In such a process, acquirers must balance internal resources in order to thoroughly evaluate a goal and move fast enough to remain competitive. At the same time, the main decision-makers in an M&A transaction usually come from the areas of finance, legal, strategy or operations and rarely have meaningful IT or cybersecurity experience. Due to limited time and background in cybersecurity, M&A teams typically focus on more pressing transactional areas of the business process, including negotiating key business terms, analyzing business and market trends, accounting, debt financing and internal approvals. With only 2-3 months to evaluate a transaction before signing it, cybersecurity typically gets limited focus.

When assessing cybersecurity issues, they rely heavily on information from the seller about previous issues and internal controls in place. Of course, sellers can’t reveal what they don’t know, and most organizations are unaware of attackers who might already be on their networks or significant vulnerabilities they are unaware of. Unfortunately, this assessment is a one-sided conversation that is based on truthful and comprehensive information from salespeople and gives the expression a new meaning Reservation Emptor. It is therefore no coincidence that a recent Forescout survey of IT professionals found that 65% of respondents expressed buyer’s remorse over cybersecurity issues. Only 36% of respondents felt they had sufficient time to assess cybersecurity threats.

While most M&A processes typically do not prioritize cybersecurity, M&A processes often focus directly on cybersecurity issues when known issues arise during or before an M&A process. In the case of Verizon’s acquisition of Yahoo, the disclosure of three serious data breaches resulted in a significant reduction in the purchase price as well as changes to key terms, including the provision that the seller would bear half the cost of future liabilities from such data breaches. In April 2019, Verizon and the unacquired portion of Yahoo would split a $ 117 million severance payment for the data breach. In a more recent example, Asco has been taken over by Spirit AeroSystems since 2018. The closure was delayed mainly due to a ransomware attack on Asco. In June 2019, Asco experienced a ransomware attack that forced the temporary closure of factories and ultimately resulted in a 25% reduction in the purchase price from the original USD 604 million by USD 150 million.

In both the Spirit and Verizon acquisitions, cybersecurity issues were largely addressed through valuation and deal structure, which limits financial losses but barely prevents future problems for a buyer, including loss of trust among customers and investors. Similar to the Spirit and Verizon acquisitions, acquirers typically use structural elements of a business to limit economic losses. Various mechanisms and structures – including representations, warranties, compensations, and asset purchases – can be used to effectively transfer the direct economic liabilities of an identifiable cybersecurity problem. However, they cannot compensate for the greater loss that would result from reputational risk or the loss of important trade secrets.
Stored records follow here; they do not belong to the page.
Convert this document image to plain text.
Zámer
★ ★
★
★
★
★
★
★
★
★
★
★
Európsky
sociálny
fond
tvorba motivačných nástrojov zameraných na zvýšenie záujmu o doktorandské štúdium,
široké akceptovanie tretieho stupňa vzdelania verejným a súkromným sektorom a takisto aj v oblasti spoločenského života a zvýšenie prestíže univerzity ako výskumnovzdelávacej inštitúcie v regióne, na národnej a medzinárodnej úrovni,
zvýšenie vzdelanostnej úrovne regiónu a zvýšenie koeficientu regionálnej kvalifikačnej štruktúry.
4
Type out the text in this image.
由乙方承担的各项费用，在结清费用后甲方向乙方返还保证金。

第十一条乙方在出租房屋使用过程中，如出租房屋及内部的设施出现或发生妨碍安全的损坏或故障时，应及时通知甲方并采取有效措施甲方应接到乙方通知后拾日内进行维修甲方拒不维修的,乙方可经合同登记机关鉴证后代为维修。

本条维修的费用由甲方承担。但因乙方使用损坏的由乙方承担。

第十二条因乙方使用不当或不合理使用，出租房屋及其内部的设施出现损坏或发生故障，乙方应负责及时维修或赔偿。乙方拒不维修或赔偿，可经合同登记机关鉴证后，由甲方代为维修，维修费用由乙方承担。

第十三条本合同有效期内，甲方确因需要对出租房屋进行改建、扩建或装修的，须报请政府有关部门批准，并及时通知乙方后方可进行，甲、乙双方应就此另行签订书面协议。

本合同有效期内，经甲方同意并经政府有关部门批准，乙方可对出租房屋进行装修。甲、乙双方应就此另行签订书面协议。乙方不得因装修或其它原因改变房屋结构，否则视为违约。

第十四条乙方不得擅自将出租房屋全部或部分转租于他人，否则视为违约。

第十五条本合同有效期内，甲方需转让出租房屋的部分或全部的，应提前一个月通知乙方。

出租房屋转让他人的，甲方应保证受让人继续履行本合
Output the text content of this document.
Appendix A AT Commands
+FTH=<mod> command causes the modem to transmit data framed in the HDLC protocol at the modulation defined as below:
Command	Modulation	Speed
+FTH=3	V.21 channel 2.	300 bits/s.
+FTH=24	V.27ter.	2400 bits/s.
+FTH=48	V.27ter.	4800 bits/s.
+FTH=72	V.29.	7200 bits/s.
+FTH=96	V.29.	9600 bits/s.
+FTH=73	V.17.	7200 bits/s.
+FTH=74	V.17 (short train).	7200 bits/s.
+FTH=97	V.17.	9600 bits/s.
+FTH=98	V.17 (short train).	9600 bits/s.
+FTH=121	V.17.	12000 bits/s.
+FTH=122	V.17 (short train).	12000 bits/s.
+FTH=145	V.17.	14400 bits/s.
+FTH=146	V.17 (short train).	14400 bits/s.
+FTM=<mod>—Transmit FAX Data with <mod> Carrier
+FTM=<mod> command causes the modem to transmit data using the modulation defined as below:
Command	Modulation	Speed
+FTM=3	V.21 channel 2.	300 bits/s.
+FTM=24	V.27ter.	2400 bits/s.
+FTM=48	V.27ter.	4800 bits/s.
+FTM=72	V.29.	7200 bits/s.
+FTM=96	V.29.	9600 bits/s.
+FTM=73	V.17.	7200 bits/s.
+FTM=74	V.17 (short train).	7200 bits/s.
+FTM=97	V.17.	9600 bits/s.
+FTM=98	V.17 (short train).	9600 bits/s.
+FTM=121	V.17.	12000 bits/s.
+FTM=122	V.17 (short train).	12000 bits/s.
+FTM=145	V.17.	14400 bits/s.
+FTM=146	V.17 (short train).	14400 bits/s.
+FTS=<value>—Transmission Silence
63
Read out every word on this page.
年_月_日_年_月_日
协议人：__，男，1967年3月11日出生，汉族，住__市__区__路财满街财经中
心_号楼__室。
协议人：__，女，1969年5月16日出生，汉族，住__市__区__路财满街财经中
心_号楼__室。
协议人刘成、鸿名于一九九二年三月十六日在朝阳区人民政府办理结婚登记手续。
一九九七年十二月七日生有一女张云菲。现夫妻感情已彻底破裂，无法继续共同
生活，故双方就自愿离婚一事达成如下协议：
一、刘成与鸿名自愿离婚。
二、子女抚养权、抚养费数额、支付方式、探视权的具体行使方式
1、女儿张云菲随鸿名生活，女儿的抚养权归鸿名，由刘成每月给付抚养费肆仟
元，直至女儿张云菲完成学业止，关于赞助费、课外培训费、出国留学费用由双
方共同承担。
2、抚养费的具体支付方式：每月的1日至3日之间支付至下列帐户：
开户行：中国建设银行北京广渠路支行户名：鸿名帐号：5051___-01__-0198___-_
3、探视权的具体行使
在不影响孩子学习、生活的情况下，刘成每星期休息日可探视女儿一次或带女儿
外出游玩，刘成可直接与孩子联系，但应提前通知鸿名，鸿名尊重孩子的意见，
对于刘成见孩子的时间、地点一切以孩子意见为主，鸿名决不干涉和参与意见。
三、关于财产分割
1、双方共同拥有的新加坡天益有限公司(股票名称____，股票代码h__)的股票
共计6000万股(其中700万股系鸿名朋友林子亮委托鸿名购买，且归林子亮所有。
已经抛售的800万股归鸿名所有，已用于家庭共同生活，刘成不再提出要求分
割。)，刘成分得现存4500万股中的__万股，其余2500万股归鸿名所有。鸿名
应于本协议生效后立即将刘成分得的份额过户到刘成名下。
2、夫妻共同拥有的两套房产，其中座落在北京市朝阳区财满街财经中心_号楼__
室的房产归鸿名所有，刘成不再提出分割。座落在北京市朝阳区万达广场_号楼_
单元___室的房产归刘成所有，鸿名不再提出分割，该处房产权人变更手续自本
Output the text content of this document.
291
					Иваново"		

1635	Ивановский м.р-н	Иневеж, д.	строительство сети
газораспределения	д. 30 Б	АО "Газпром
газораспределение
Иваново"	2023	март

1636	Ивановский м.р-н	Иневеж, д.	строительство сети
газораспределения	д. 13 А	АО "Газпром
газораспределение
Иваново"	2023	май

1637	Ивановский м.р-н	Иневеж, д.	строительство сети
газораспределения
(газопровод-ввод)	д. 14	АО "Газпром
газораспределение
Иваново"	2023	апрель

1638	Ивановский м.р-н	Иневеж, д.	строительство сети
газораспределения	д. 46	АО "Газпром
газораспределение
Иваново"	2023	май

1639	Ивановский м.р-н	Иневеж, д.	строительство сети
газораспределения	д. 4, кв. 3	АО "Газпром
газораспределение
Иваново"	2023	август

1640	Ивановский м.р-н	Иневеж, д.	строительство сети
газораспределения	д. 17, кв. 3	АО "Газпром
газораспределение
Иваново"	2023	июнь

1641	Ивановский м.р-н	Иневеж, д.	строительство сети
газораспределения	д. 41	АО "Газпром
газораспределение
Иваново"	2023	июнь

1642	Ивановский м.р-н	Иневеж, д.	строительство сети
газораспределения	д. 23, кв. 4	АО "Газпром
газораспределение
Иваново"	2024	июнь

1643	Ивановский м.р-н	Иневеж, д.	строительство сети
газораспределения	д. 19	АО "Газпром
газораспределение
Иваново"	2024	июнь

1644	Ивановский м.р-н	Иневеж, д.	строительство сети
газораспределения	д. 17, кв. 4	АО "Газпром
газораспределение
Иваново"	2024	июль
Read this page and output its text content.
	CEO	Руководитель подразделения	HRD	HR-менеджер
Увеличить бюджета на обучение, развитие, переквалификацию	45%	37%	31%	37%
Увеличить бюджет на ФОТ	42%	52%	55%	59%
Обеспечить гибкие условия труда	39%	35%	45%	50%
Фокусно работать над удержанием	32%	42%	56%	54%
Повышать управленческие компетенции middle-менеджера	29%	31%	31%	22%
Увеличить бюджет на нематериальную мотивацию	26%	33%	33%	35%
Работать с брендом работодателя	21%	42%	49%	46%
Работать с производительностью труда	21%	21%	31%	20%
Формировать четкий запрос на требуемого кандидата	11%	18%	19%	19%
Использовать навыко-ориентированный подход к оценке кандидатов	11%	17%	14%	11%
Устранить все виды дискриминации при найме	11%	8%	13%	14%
The examples from Spirit and Verizon show that cybersecurity risk has a quantifiable value. Acquirers who do not actively evaluate their M&A goals may introduce risk into their transaction without mitigating it. Given a limited time frame and the inherently opaque nature of a target’s cybersecurity issues, acquirers would benefit greatly from outsourced solutions that would not require trust or input from a target.

Ideally, the scope of such an assessment will reveal previously unknown deficiencies in the target’s security and exposure to business systems and key resources, including data and corporate secrets or intellectual property. Without this knowledge, acquirers enter into deals that are partially blind. The best course of action in the industry, of course, is to reduce risk. Adding this measure to your cybersecurity assessment is great practice today and likely a mandatory requirement in the future.